Strong OE production and the company’s presence on high volume OE vehicle models drove North American original equipment revenue to $373 million in the quarter, a 9% increase over first quarter 2002 revenue of $341 million. Excluding catalytic converter pass-through sales, revenue increased 12%.


North American aftermarket revenue was $108 million versus $126 million one year ago. Sales were negatively impacted by lower consumer confidence and the continued universal decline in the exhaust market.


European original equipment revenue increased 30% to $269 million from $207 million in the first quarter of 2002. Excluding catalytic converter pass-through sales and the impact of favourable currency exchange rates, revenue would have increased 5%.

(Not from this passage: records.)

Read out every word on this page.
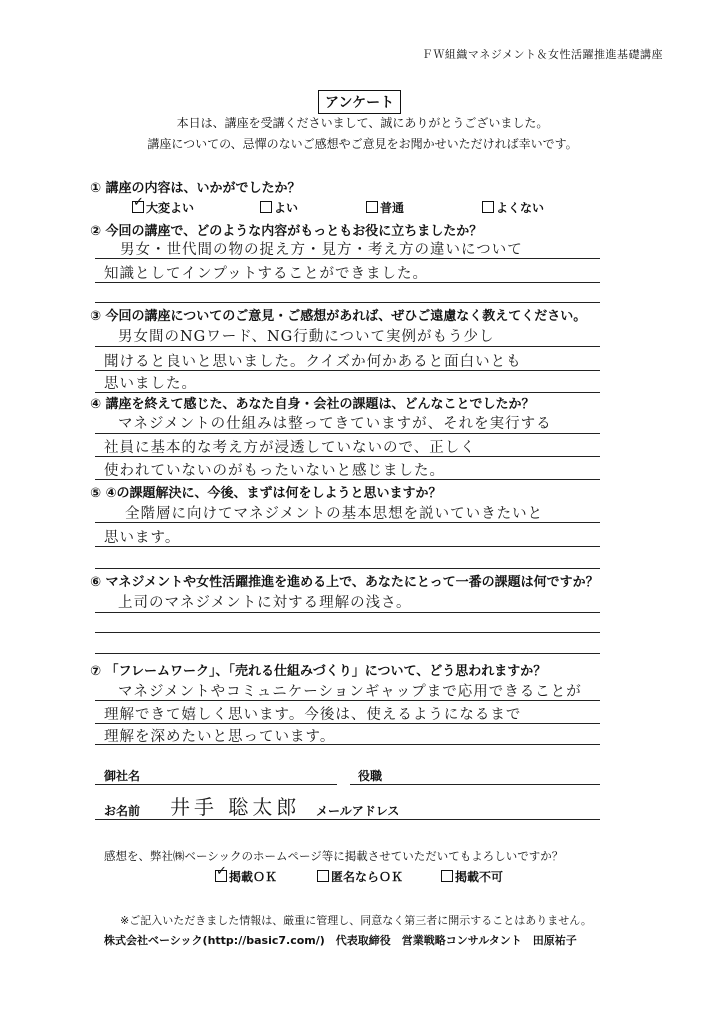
ＦＷ組織マネジメント＆女性活躍推進基礎講座
アンケート
本日は、講座を受講くださいまして、誠にありがとうございました。
講座についての、忌憚のないご感想やご意見をお聞かせいただければ幸いです。
① 講座の内容は、いかがでしたか？
大変よい
✓	よい	普通	よくない
② 今回の講座で、どのような内容がもっともお役に立ちましたか？
男女・世代間の物の捉え方・見方・考え方の違いについて
知識としてインプットすることができました。
③ 今回の講座についてのご意見・ご感想があれば、ぜひご遠慮なく教えてください。
男女間のNGワード、NG行動について実例がもう少し
聞けると良いと思いました。クイズか何かあると面白いとも
思いました。
④ 講座を終えて感じた、あなた自身・会社の課題は、どんなことでしたか？
マネジメントの仕組みは整ってきていますが、それを実行する
社員に基本的な考え方が浸透していないので、正しく
使われていないのがもったいないと感じました。
⑤ ④の課題解決に、今後、まずは何をしようと思いますか？
全階層に向けてマネジメントの基本思想を説いていきたいと
思います。
⑥ マネジメントや女性活躍推進を進める上で、あなたにとって一番の課題は何ですか？
上司のマネジメントに対する理解の浅さ。
⑦ 「フレームワーク」、「売れる仕組みづくり」について、どう思われますか？
マネジメントやコミュニケーションギャップまで応用できることが
理解できて嬉しく思います。今後は、使えるようになるまで
理解を深めたいと思っています。
御社名	役職
お名前 井手 聡太郎 メールアドレス
感想を、弊社㈱ベーシックのホームページ等に掲載させていただいてもよろしいですか？
掲載ＯＫ
✓	匿名ならＯＫ	掲載不可
※ご記入いただきました情報は、厳重に管理し、同意なく第三者に開示することはありません。
株式会社ベーシック(http://basic7.com/)　代表取締役　営業戦略コンサルタント　田原祐子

European aftermarket revenue increased to $76 million, versus $65 million one year ago.  Excluding the impact of currency, revenue would have decreased 4%.


Asian operations reported revenue of $36 million, versus $18 million one year ago.  Revenue growth was primarily driven by strong China OE volumes and higher pass-through sales.


In South America, the company reported revenue of $26 million, flat compared with the previous year. Unfavourable currency exchange rates negatively impacted revenue by $7 million, which was offset by stronger OE and aftermarket volumes.


Australian operations reported revenue of $33 million for the quarter, a 27% increase over first quarter 2002 revenue of $26 million. A favourable currency exchange rate impacted revenue by $4 million. Strong OE production offset softer sales in both the ride control and exhaust segments of the aftermarket.